Purpose: To summarize whether KRAS mutation status modifies effects of anti-EGFR-based treatments for patients with advanced colorectal cancer and whether KRAS status predicts clinical outcomes among such patients.
Data sources: MEDLINE and 2 curated genetics databases (through 24 March 2010) were searched for observational studies. MEDLINE, the Cochrane Central Register of Controlled Trials, the Cochrane Database of Systematic Reviews, and the Database of Abstracts of Reviews of Effects (through 1 September 2010) were searched for randomized, controlled trials. No search was restricted by language.

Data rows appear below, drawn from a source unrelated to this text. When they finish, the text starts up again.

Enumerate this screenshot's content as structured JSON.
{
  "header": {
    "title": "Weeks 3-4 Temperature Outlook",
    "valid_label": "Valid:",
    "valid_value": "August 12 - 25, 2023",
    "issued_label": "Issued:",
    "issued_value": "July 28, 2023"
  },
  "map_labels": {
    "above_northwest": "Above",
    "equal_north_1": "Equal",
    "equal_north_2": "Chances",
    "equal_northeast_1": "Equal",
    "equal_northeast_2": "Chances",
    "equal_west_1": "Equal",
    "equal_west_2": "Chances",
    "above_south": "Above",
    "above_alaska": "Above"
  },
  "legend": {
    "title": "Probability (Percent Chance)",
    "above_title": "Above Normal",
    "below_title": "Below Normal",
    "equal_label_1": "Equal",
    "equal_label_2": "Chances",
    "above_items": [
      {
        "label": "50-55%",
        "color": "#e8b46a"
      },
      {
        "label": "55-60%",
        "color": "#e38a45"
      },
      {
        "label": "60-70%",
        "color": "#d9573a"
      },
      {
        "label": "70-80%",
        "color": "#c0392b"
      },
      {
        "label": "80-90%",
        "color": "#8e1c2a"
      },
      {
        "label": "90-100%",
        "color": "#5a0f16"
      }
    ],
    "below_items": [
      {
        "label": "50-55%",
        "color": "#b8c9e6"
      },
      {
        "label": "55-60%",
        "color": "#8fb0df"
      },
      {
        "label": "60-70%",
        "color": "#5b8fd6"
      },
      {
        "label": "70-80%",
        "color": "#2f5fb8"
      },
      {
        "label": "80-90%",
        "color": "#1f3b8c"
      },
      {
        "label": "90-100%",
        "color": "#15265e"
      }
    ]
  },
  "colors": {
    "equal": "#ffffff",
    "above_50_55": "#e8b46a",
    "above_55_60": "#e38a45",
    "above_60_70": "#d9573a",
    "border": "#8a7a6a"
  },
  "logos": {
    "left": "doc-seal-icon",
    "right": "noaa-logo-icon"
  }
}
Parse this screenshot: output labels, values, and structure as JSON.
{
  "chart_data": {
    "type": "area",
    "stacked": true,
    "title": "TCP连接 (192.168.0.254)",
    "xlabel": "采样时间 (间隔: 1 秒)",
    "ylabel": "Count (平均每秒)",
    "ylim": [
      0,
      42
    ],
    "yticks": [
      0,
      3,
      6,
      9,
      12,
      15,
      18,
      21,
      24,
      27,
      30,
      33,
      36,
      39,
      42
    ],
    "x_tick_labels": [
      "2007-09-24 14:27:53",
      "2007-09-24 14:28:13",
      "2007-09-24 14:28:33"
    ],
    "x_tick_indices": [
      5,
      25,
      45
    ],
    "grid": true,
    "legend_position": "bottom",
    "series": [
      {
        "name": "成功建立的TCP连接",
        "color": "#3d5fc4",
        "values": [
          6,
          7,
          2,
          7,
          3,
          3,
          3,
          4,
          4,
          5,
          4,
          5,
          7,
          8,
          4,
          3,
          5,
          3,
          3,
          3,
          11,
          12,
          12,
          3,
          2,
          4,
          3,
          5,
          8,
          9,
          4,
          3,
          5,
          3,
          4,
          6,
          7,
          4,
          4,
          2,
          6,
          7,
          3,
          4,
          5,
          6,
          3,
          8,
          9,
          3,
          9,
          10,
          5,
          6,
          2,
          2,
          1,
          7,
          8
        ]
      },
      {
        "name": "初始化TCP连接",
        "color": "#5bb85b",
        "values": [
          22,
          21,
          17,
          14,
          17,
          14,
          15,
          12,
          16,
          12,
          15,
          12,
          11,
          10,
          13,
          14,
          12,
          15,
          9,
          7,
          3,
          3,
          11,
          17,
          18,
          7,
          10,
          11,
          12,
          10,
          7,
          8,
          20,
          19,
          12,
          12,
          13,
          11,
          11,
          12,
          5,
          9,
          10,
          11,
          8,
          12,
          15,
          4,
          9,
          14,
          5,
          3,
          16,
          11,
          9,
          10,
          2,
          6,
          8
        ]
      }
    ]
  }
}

Study selection: Three reviewers screened titles and abstracts to identify published studies assessing KRAS mutations as predictors of overall and progression-free survival or treatment failure for patients who received anti-EGFR-based therapy for metastatic colorectal cancer.
Data extraction: Three investigators extracted data on population and study-design characteristics, including quality items, and on outcomes of interest. Random-effects meta-analyses were done on nonoverlapping studies.
Data synthesis: In 4 reanalyses of randomized trials of anti-EGFR-based therapy versus best supportive care or cytotoxic chemotherapy, no significant benefit was found for overall or progression-free survival from anti-EGFR-based treatment among KRAS-positive patients (hazard ratio [HR], 1.0). However, evidence favors anti-EGFR therapy among KRAS wild-type patients; the relative HR across KRAS-positive and wild-type patients was 1.30 (95% CI, 0.95 to 1.78) for overall survival and 2.22 (CI, 1.74 to 2.84) for progression-free survival by random-effects meta-analysis. In 13 cohorts of patients who received anti-EGFR antibodies, the summary HR for overall survival was 1.79 (CI, 1.48 to 2.17), with better survival in wild-type patients. The corresponding HR for progression-free survival was 2.11 (CI, 1.74 to 2.55 [16 cohorts]). In random-effects bivariate meta-analysis of 22 studies, the summary sensitivity of KRAS mutations for predicting lack of response was 0.49 (CI, 0.43 to 0.55), and summary specificity was 0.93 (CI, 0.87 to 0.97).
Limitations: Limited evidence from randomized studies exists. Patient-level data are needed to assess modifiers of the mutation-by-treatment interaction. Publication bias could be a concern.
Conclusion: KRAS mutations are consistently associated with reduced overall and progression-free survival and increased treatment failure rates among patients with advanced colorectal cancer treated with anti-EGFR antibodies.
Primary funding source: Agency for Healthcare Research and Quality.